◁ Retour au concert du lundi 30 janvier 2023
Programme détaillé
Sonate
I. [Sans indication]
II. Adagietto
III. [Sans indication]
[10 min]
Sonate n° 19, en ut mineur, D 958
I. Allegro
II. Adagio
III. Menuetto : Allegro – Trio – Menuetto da capo
IV. Allegro
[35 min]
--- Entracte ---
Bénédiction de Dieu dans la solitude
Extrait des Harmonies poétiques et religieuses
[18 min]
Sonate en si mineur
[30 min]
(Les deux pièces de Liszt sont enchaînées sans pause.)
Distribution
Kirill Gerstein piano
Stravinsky, Sonate
Composition : 1924.
Création : 12 novembre 1924, à Paris, par Jean Wiener.
Dédicace : à la princesse de Polignac.
Publication : 1925, Boosey & Hawkes.
Éclipsé aux yeux du grand public et même de toute une part de la recherche musicologique consacrée à Stravinsky par d’autres médiums d’expression (en premier lieu l’orchestre, qui représenta pour lui un vecteur aussi privilégié que flexible), le piano tient pourtant une place non négligeable dans l’esthétique du compositeur. Dès ses années de formation, il prend l’habitude de composer avec l’instrument, façon de faire qu’il conserve jusqu’à la fin de sa vie : «Il ne faut pas mépriser les doigts ; ils sont de grands inspirateurs…», confie-t-il dans les Chroniques de ma vie, parues en 1935. Le début des années 1920 est plus intimement lié encore au piano, auquel Stravinsky se consacre à la fois en tant qu’instrumentiste – pour des raisons alimentaires, notamment – et compositeur. Durant l’année 1924, il est ainsi occupé à interpréter le Concerto pour piano et instruments à vent sur les scènes européennes ; en parallèle, il prend des leçons de piano avec Isidor Philipp (dont il possède et travaille le Complete School of Technic for the Piano) et compose la Sonate pour piano. Celle-ci est suivie peu après de la Sérénade (1925) puis du Capriccio pour piano et orchestre (1926-1929).

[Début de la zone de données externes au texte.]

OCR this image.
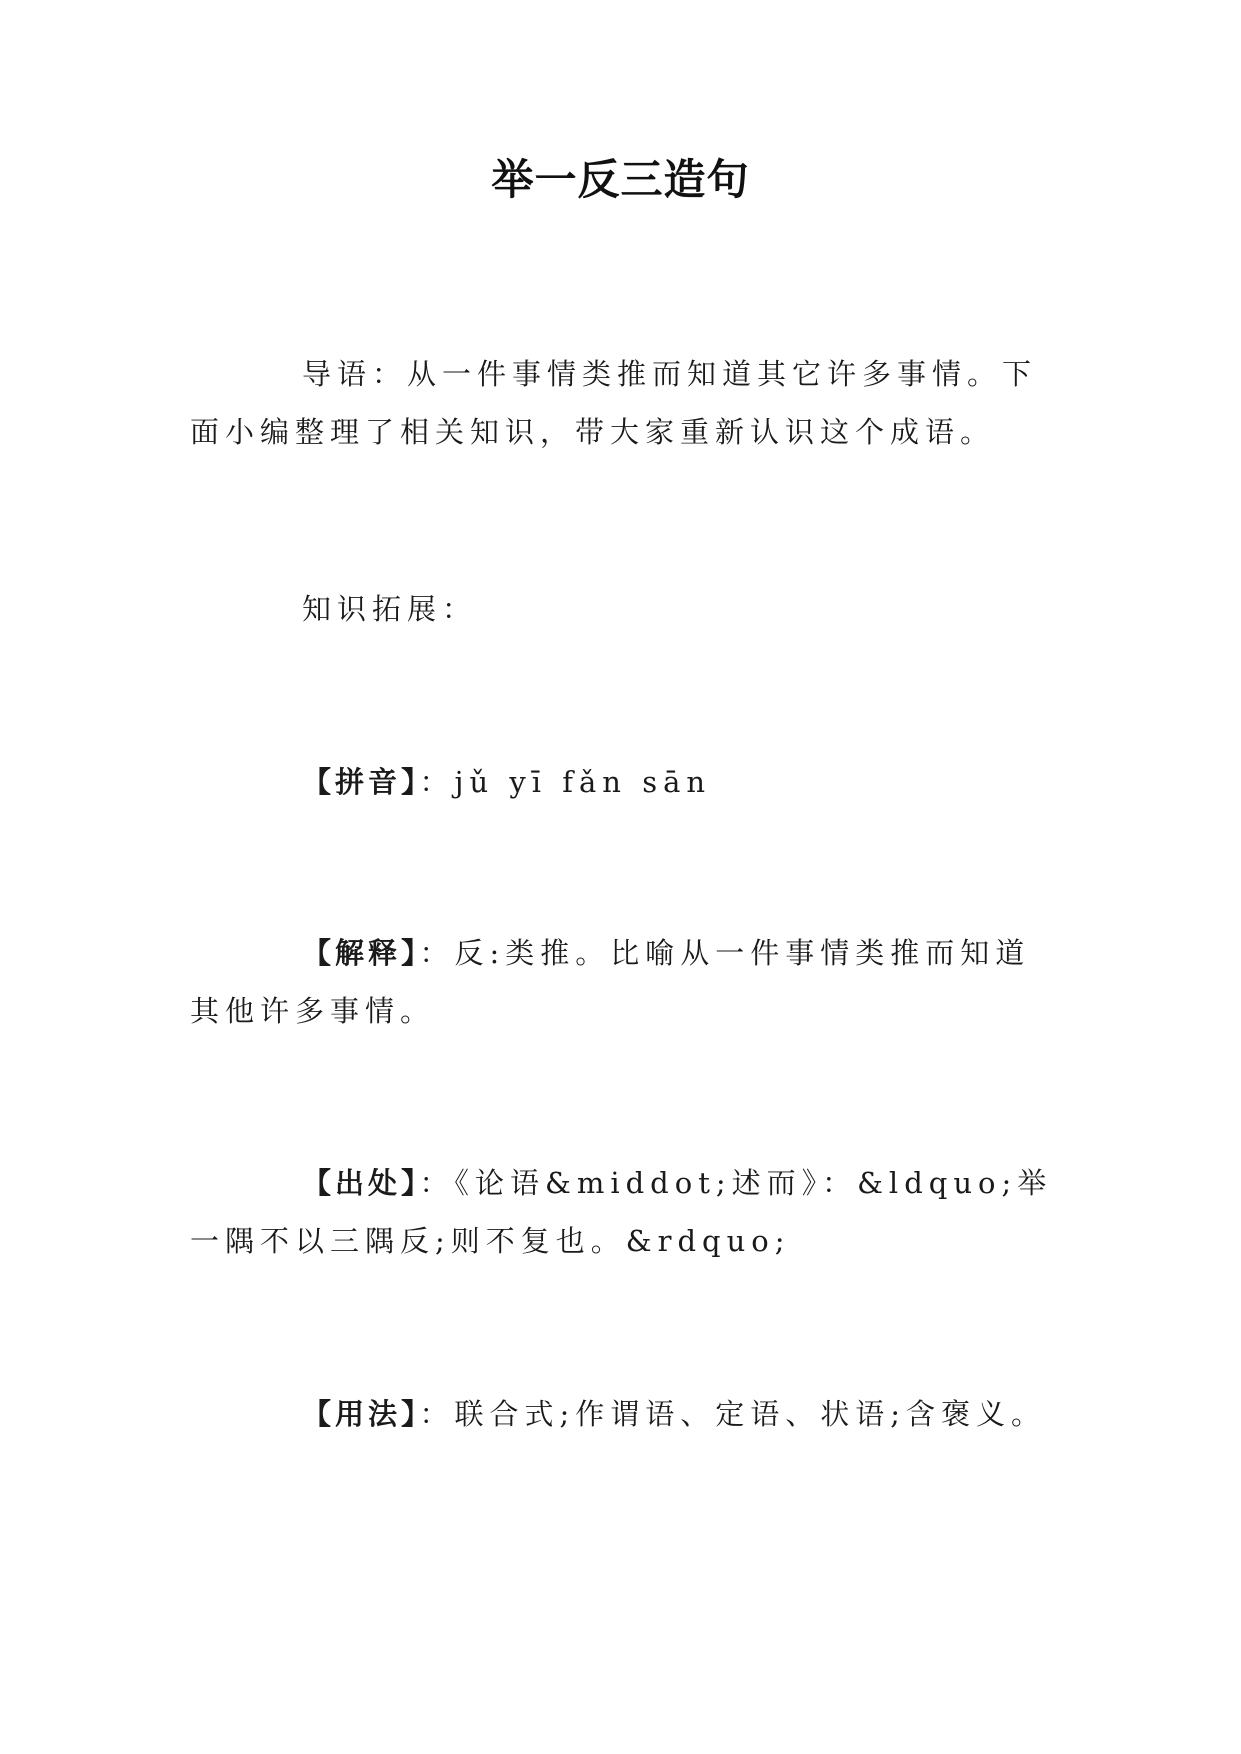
举一反三造句

导语：从一件事情类推而知道其它许多事情。下面小编整理了相关知识，带大家重新认识这个成语。

知识拓展：

【拼音】：jǔ yī fǎn sān

【解释】：反:类推。比喻从一件事情类推而知道其他许多事情。

【出处】：《论语&middot;述而》：&ldquo;举一隅不以三隅反;则不复也。&rdquo;

【用法】：联合式;作谓语、定语、状语;含褒义。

Cette période particulièrement pianistique est marquée par le virage de Stravinsky vers l’esthétique néoclassique (les deux semblent liés : la période précédente, dite «russe», tout comme la suivante, sérielle, n’entretiennent pas le même lien à l’instrument), fondée sur des idées de clarté, de simplicité, de concision, d’objectivité ou encore de raffinement. Les traditions pianistiques pédagogiques auxquelles le compositeur a été confronté durant ses années d’études deviennent dans ce cadre l’un des fondements de l’expression néoclassique, qu’elle s’énonce dans les œuvres pour piano ou nourrisse des pièces chorales, lyriques ou orchestrales. Portant quinze ans après la composition de la Sonate un regard sur cette esthétique, Stravinsky souligne : «Ma liberté [est] d’autant plus grande et significative que je limite étroitement mon champ d’action et que je m’entoure d’obstacles» (Poétique musicale sous forme de six leçons).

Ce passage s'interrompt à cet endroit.